Okay, let's review. Most of the napkins lean toward a probable retest in this bottoming process. To eliminate that likelihood, the bulls would need to rally above 9750. That's a long way off. The bears have a nearer test of direction.
If stocks break Friday's lows (Dow circa 8650 and S&P 900) that could put bears back in the catbird seat.
Additionally, the moving averages have yet to cross each other favorably. Thus, they have yet to verify that a bottom has been put in.
For today, S&P needs support at 907, then 900 and then 880. Resistance looks like 930 then 951. Consensus –
Today's holiday should keep markets illiquid and, therefore, potentially volatile. Stay very, very nimble. Something's building here."
I don't know a better trader on the street than Art Cashin. I will take his 5 decades of experience over anyone so I pay close attention to what he says. I thought his writings today were very interesting. Keep in mind this was from this morning so now we can break this down a little further:
Based on his comments above, Art said the bears should be in the catbird seat if we broke 8650 on the DOW and 900 on the S&P. We ended up closing at 8693 and 898 respectively so we broke thru one of the two supports and came very close on the other.
This makes me lean towards another push down to retest 8175 on the DOW before we move higher. Now keep in mind, this was not completely confirmed according to Cashin's cocktail napkin charting so you need to be careful if you are going to play to the downside.
I ended up closing out my SRS today and took some profits, but I kept everything else on. These retests are critical to where we go next. I find Art's prediction that something very big is building to be very ominous.
My guess is if we break through the 2002 lows of 820 on the S&P that things could get very ugly. The bulls would then run for the hills selling on the way out because technically this would a complete failure.
On the bullish side, if the 8175 level holds, we could see a rocket ride north. We are within a day or two of retracing to these levels so you gotta be nimble over the next couple of days as Art warns. We could test the lows tomorrow the way the DOW has been trading so pay attention! We have seen several 600 point down days in the last few months. Another one tomorrow would bring us right to the retest levels.
Things were quiet on the news front. The big news was the loan modification program that was announced by the government.
"WASHINGTON (AP) -- Once again, the government has offered another plan to help troubled homeowners. Once again, critics say it doesn't go far enough.
The plan announced Tuesday by federal officials and mortgage giants Fannie Mae and Freddie Mac sounds sweeping in its approach: Borrowers would get reduced interest rates or longer loan terms to make their payments more affordable.
To qualify, borrowers would have to be at least three months behind on their home loans and would have to owe 90 percent or more than the home is worth. Investors who do not occupy their homes would be excluded, as would borrowers who have filed for bankruptcy.

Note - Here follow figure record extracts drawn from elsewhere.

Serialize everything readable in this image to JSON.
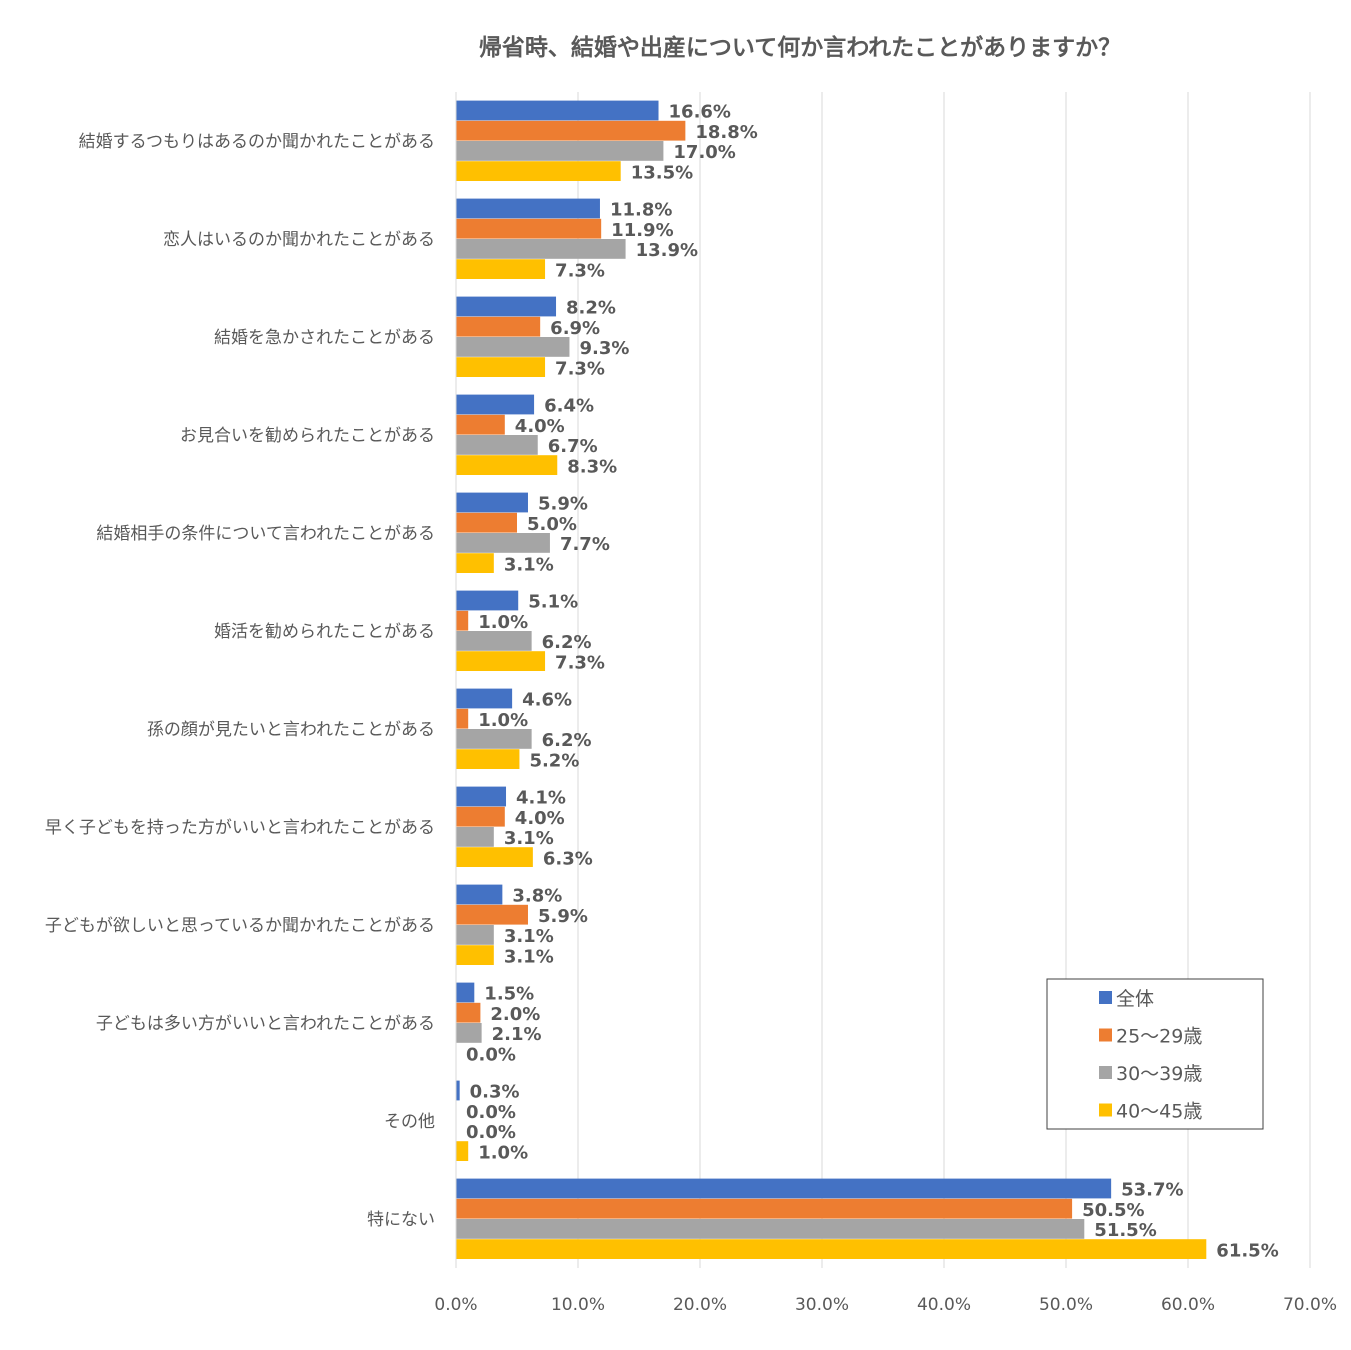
{
  "chart_data": {
    "type": "bar",
    "orientation": "horizontal",
    "title": "帰省時、結婚や出産について何か言われたことがありますか？",
    "categories": [
      "結婚するつもりはあるのか聞かれたことがある",
      "恋人はいるのか聞かれたことがある",
      "結婚を急かされたことがある",
      "お見合いを勧められたことがある",
      "結婚相手の条件について言われたことがある",
      "婚活を勧められたことがある",
      "孫の顔が見たいと言われたことがある",
      "早く子どもを持った方がいいと言われたことがある",
      "子どもが欲しいと思っているか聞かれたことがある",
      "子どもは多い方がいいと言われたことがある",
      "その他",
      "特にない"
    ],
    "series": [
      {
        "name": "全体",
        "color": "#4472C4",
        "values": [
          16.6,
          11.8,
          8.2,
          6.4,
          5.9,
          5.1,
          4.6,
          4.1,
          3.8,
          1.5,
          0.3,
          53.7
        ],
        "labels": [
          "16.6%",
          "11.8%",
          "8.2%",
          "6.4%",
          "5.9%",
          "5.1%",
          "4.6%",
          "4.1%",
          "3.8%",
          "1.5%",
          "0.3%",
          "53.7%"
        ]
      },
      {
        "name": "25～29歳",
        "color": "#ED7D31",
        "values": [
          18.8,
          11.9,
          6.9,
          4.0,
          5.0,
          1.0,
          1.0,
          4.0,
          5.9,
          2.0,
          0.0,
          50.5
        ],
        "labels": [
          "18.8%",
          "11.9%",
          "6.9%",
          "4.0%",
          "5.0%",
          "1.0%",
          "1.0%",
          "4.0%",
          "5.9%",
          "2.0%",
          "0.0%",
          "50.5%"
        ]
      },
      {
        "name": "30～39歳",
        "color": "#A5A5A5",
        "values": [
          17.0,
          13.9,
          9.3,
          6.7,
          7.7,
          6.2,
          6.2,
          3.1,
          3.1,
          2.1,
          0.0,
          51.5
        ],
        "labels": [
          "17.0%",
          "13.9%",
          "9.3%",
          "6.7%",
          "7.7%",
          "6.2%",
          "6.2%",
          "3.1%",
          "3.1%",
          "2.1%",
          "0.0%",
          "51.5%"
        ]
      },
      {
        "name": "40～45歳",
        "color": "#FFC000",
        "values": [
          13.5,
          7.3,
          7.3,
          8.3,
          3.1,
          7.3,
          5.2,
          6.3,
          3.1,
          0.0,
          1.0,
          61.5
        ],
        "labels": [
          "13.5%",
          "7.3%",
          "7.3%",
          "8.3%",
          "3.1%",
          "7.3%",
          "5.2%",
          "6.3%",
          "3.1%",
          "0.0%",
          "1.0%",
          "61.5%"
        ]
      }
    ],
    "xlim": [
      0,
      70
    ],
    "x_ticks": [
      0,
      10,
      20,
      30,
      40,
      50,
      60,
      70
    ],
    "x_tick_labels": [
      "0.0%",
      "10.0%",
      "20.0%",
      "30.0%",
      "40.0%",
      "50.0%",
      "60.0%",
      "70.0%"
    ],
    "xlabel": "",
    "ylabel": "",
    "grid": "vertical",
    "legend": "bottom-right"
  }
}
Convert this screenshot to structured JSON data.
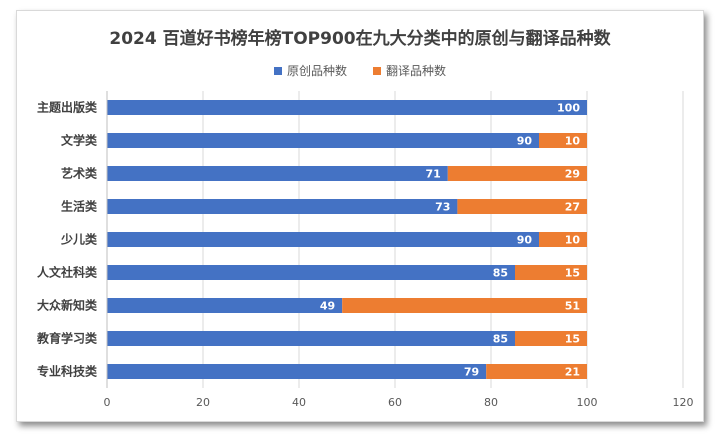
{
  "chart_data": {
    "type": "bar",
    "orientation": "horizontal",
    "stacked": true,
    "title": "2024 百道好书榜年榜TOP900在九大分类中的原创与翻译品种数",
    "categories": [
      "主题出版类",
      "文学类",
      "艺术类",
      "生活类",
      "少儿类",
      "人文社科类",
      "大众新知类",
      "教育学习类",
      "专业科技类"
    ],
    "series": [
      {
        "name": "原创品种数",
        "color": "#4472c4",
        "values": [
          100,
          90,
          71,
          73,
          90,
          85,
          49,
          85,
          79
        ]
      },
      {
        "name": "翻译品种数",
        "color": "#ed7d31",
        "values": [
          0,
          10,
          29,
          27,
          10,
          15,
          51,
          15,
          21
        ]
      }
    ],
    "xlim": [
      0,
      120
    ],
    "xticks": [
      "0",
      "20",
      "40",
      "60",
      "80",
      "100",
      "120"
    ],
    "grid": "vertical",
    "legend": "top-center",
    "data_labels": true
  }
}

Qualified borrowers would get help in several ways: The interest rate would be reduced so that they would not pay more than 38 percent of their gross income on housing expenses. Another option is for loans to be extended to 40 years from 30, and for some of the principal to be deferred, interest-free."

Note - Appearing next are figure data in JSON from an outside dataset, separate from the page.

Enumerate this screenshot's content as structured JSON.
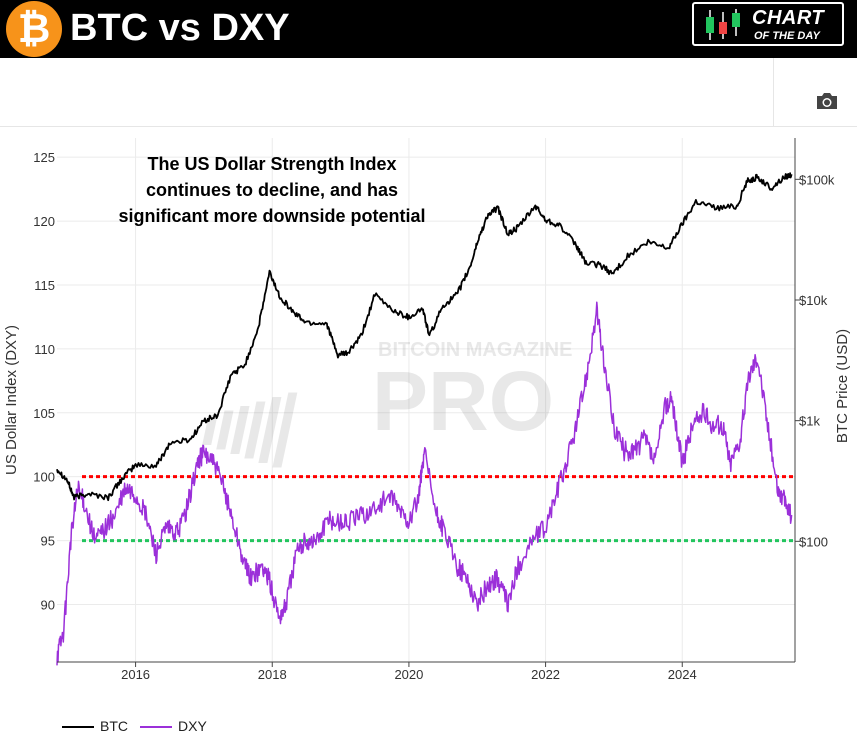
{
  "header": {
    "title": "BTC vs DXY",
    "logo_icon": "bitcoin-icon",
    "logo_glyph": "₿",
    "logo_color": "#f7931a",
    "badge_line1": "CHART",
    "badge_line2": "OF THE DAY",
    "badge_icon": "candlestick-icon"
  },
  "toolbar": {
    "camera_icon": "camera-icon"
  },
  "watermark": {
    "line1": "BITCOIN MAGAZINE",
    "line2": "PRO"
  },
  "chart_data": {
    "type": "line",
    "annotation": "The US Dollar Strength Index continues to decline, and has significant more downside potential",
    "annotation_lines": [
      "The US Dollar Strength Index",
      "continues to decline, and has",
      "significant more downside potential"
    ],
    "ylabel_left": "US Dollar Index (DXY)",
    "ylabel_right": "BTC Price (USD)",
    "xlim": [
      2014.85,
      2025.65
    ],
    "ylim_left": [
      85.5,
      126.5
    ],
    "ylim_right": [
      10,
      220000
    ],
    "right_axis_scale": "log",
    "x_ticks": [
      2016,
      2018,
      2020,
      2022,
      2024
    ],
    "x_tick_labels": [
      "2016",
      "2018",
      "2020",
      "2022",
      "2024"
    ],
    "y_left_ticks": [
      90,
      95,
      100,
      105,
      110,
      115,
      120,
      125
    ],
    "y_left_tick_labels": [
      "90",
      "95",
      "100",
      "105",
      "110",
      "115",
      "120",
      "125"
    ],
    "y_right_ticks": [
      100,
      1000,
      10000,
      100000
    ],
    "y_right_tick_labels": [
      "$100",
      "$1k",
      "$10k",
      "$100k"
    ],
    "grid": true,
    "legend_position": "bottom-left",
    "reference_lines": [
      {
        "axis": "left",
        "value": 100,
        "color": "#ff0000",
        "style": "dotted"
      },
      {
        "axis": "left",
        "value": 95,
        "color": "#22c55e",
        "style": "dotted"
      }
    ],
    "series": [
      {
        "name": "BTC",
        "axis": "right",
        "color": "#000000",
        "x": [
          2014.85,
          2015.0,
          2015.1,
          2015.3,
          2015.6,
          2015.8,
          2016.0,
          2016.3,
          2016.5,
          2016.8,
          2017.0,
          2017.2,
          2017.4,
          2017.6,
          2017.8,
          2017.96,
          2018.1,
          2018.3,
          2018.5,
          2018.8,
          2018.95,
          2019.1,
          2019.3,
          2019.5,
          2019.8,
          2020.0,
          2020.2,
          2020.3,
          2020.5,
          2020.7,
          2020.9,
          2021.0,
          2021.15,
          2021.3,
          2021.45,
          2021.6,
          2021.85,
          2022.0,
          2022.2,
          2022.45,
          2022.6,
          2022.8,
          2022.98,
          2023.2,
          2023.5,
          2023.8,
          2024.0,
          2024.2,
          2024.5,
          2024.8,
          2024.95,
          2025.1,
          2025.3,
          2025.5,
          2025.6
        ],
        "y": [
          400,
          320,
          230,
          250,
          230,
          330,
          430,
          420,
          650,
          700,
          1000,
          1100,
          2400,
          2900,
          6000,
          17000,
          11000,
          8000,
          6500,
          6400,
          3500,
          3600,
          5000,
          11000,
          8000,
          7200,
          8500,
          5000,
          9000,
          11000,
          19000,
          30000,
          50000,
          58000,
          35000,
          40000,
          60000,
          46000,
          42000,
          28000,
          20000,
          19500,
          16500,
          23000,
          30000,
          27000,
          43000,
          66000,
          58000,
          60000,
          97000,
          104000,
          84000,
          105000,
          110000
        ]
      },
      {
        "name": "DXY",
        "axis": "left",
        "color": "#9b30d9",
        "x": [
          2014.85,
          2014.95,
          2015.05,
          2015.15,
          2015.25,
          2015.4,
          2015.55,
          2015.7,
          2015.85,
          2016.0,
          2016.15,
          2016.3,
          2016.45,
          2016.6,
          2016.75,
          2016.9,
          2017.0,
          2017.15,
          2017.3,
          2017.45,
          2017.6,
          2017.7,
          2017.85,
          2017.95,
          2018.1,
          2018.2,
          2018.35,
          2018.5,
          2018.65,
          2018.8,
          2018.95,
          2019.1,
          2019.3,
          2019.5,
          2019.7,
          2019.85,
          2020.0,
          2020.15,
          2020.22,
          2020.4,
          2020.5,
          2020.7,
          2020.85,
          2021.0,
          2021.15,
          2021.3,
          2021.45,
          2021.6,
          2021.8,
          2022.0,
          2022.15,
          2022.3,
          2022.45,
          2022.6,
          2022.75,
          2022.85,
          2023.0,
          2023.15,
          2023.3,
          2023.45,
          2023.6,
          2023.75,
          2023.85,
          2024.0,
          2024.15,
          2024.3,
          2024.45,
          2024.6,
          2024.7,
          2024.85,
          2024.98,
          2025.1,
          2025.25,
          2025.4,
          2025.5,
          2025.6
        ],
        "y": [
          86,
          88,
          95,
          99,
          98,
          95,
          96,
          97,
          99,
          98.5,
          97,
          94,
          96,
          95.5,
          97.5,
          101,
          102,
          101,
          99,
          96,
          93,
          92,
          93,
          92,
          89,
          90,
          94,
          95,
          95,
          96.5,
          96.5,
          96.5,
          97,
          97.5,
          98.5,
          97.5,
          96.5,
          98.5,
          102,
          97,
          96,
          93,
          92,
          90,
          91.5,
          92,
          90,
          93,
          95,
          96,
          98.5,
          101,
          104,
          108,
          113,
          109,
          104,
          102,
          102,
          103,
          101,
          105.5,
          106,
          101,
          104,
          105,
          104,
          104,
          101,
          103,
          108,
          109.5,
          104,
          99,
          98,
          97
        ]
      }
    ]
  },
  "legend": {
    "items": [
      {
        "label": "BTC",
        "color": "#000000"
      },
      {
        "label": "DXY",
        "color": "#9b30d9"
      }
    ]
  }
}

This was big news today but I consider it to be a non event. Basically all this does is help a bunch of deadbeats that got in over their head when buying a house. I hope they enjoy their new 40 year loan. The owners will be in diapers and eating food with dentures by the time they get their loan paid off.

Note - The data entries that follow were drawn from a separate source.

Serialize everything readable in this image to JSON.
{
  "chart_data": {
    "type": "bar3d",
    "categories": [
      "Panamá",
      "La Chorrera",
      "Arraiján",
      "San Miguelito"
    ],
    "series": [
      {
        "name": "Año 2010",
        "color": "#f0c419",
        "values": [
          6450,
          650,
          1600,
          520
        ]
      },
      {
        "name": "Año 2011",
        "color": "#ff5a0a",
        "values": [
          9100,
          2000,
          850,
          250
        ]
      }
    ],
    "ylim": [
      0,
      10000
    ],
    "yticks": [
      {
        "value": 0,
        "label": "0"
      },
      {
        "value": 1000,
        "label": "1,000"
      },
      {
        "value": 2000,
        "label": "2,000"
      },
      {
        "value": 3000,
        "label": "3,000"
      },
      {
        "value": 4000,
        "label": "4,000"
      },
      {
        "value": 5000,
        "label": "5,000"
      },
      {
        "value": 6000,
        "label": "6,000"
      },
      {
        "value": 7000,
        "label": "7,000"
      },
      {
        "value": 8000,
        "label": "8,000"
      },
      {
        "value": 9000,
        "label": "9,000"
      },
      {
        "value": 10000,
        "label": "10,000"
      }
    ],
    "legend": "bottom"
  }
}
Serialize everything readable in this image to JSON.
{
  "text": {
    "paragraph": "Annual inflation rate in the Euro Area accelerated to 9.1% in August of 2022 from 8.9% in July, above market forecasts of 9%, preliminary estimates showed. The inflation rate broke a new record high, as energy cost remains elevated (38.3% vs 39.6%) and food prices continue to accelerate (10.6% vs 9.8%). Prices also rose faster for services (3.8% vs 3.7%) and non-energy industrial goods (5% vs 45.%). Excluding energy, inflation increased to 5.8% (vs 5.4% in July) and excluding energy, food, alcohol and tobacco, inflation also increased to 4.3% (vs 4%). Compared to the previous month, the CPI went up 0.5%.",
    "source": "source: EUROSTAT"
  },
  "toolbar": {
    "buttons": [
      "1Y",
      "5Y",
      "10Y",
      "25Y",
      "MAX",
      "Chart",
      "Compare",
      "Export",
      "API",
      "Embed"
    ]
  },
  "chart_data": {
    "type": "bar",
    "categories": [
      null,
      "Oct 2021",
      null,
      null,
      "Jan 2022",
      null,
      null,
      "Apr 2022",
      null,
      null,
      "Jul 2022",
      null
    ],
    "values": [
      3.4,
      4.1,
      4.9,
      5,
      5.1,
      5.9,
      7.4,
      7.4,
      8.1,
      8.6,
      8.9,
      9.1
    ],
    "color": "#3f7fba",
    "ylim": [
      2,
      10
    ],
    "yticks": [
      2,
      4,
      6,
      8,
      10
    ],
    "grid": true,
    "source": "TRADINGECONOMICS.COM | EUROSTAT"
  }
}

I will just lump this proposal in with the other loan modifications that I discussed last week. I still predict millions will walk away from their homes. Who wants to live in the same house for 40 years? With all of the job losses that are coming down the pike as the recession deepens, many will be forced to walk away in order to find work. Half of Michigan will walk away if Ford or GM goes down.
Detroit will turn into a giant Flint, MI filled with empty boarded up homes.
When it comes to the market in coming weeks, focus on the technicals. We are approaching some key support levels on the downside as I described before. If we crash right through them expect all hell to break loose. However, I expect the lows to hold for now because we have just entered into the severe part of this recession, and the holidays are coming which are usually slightly helpful to equities.
We have retail numbers still to come this week, and this could be the trigger that gets us down to the 8175 level.
Lets hope the market holds here. If it doesn't we may see The Grinch steal Christmas.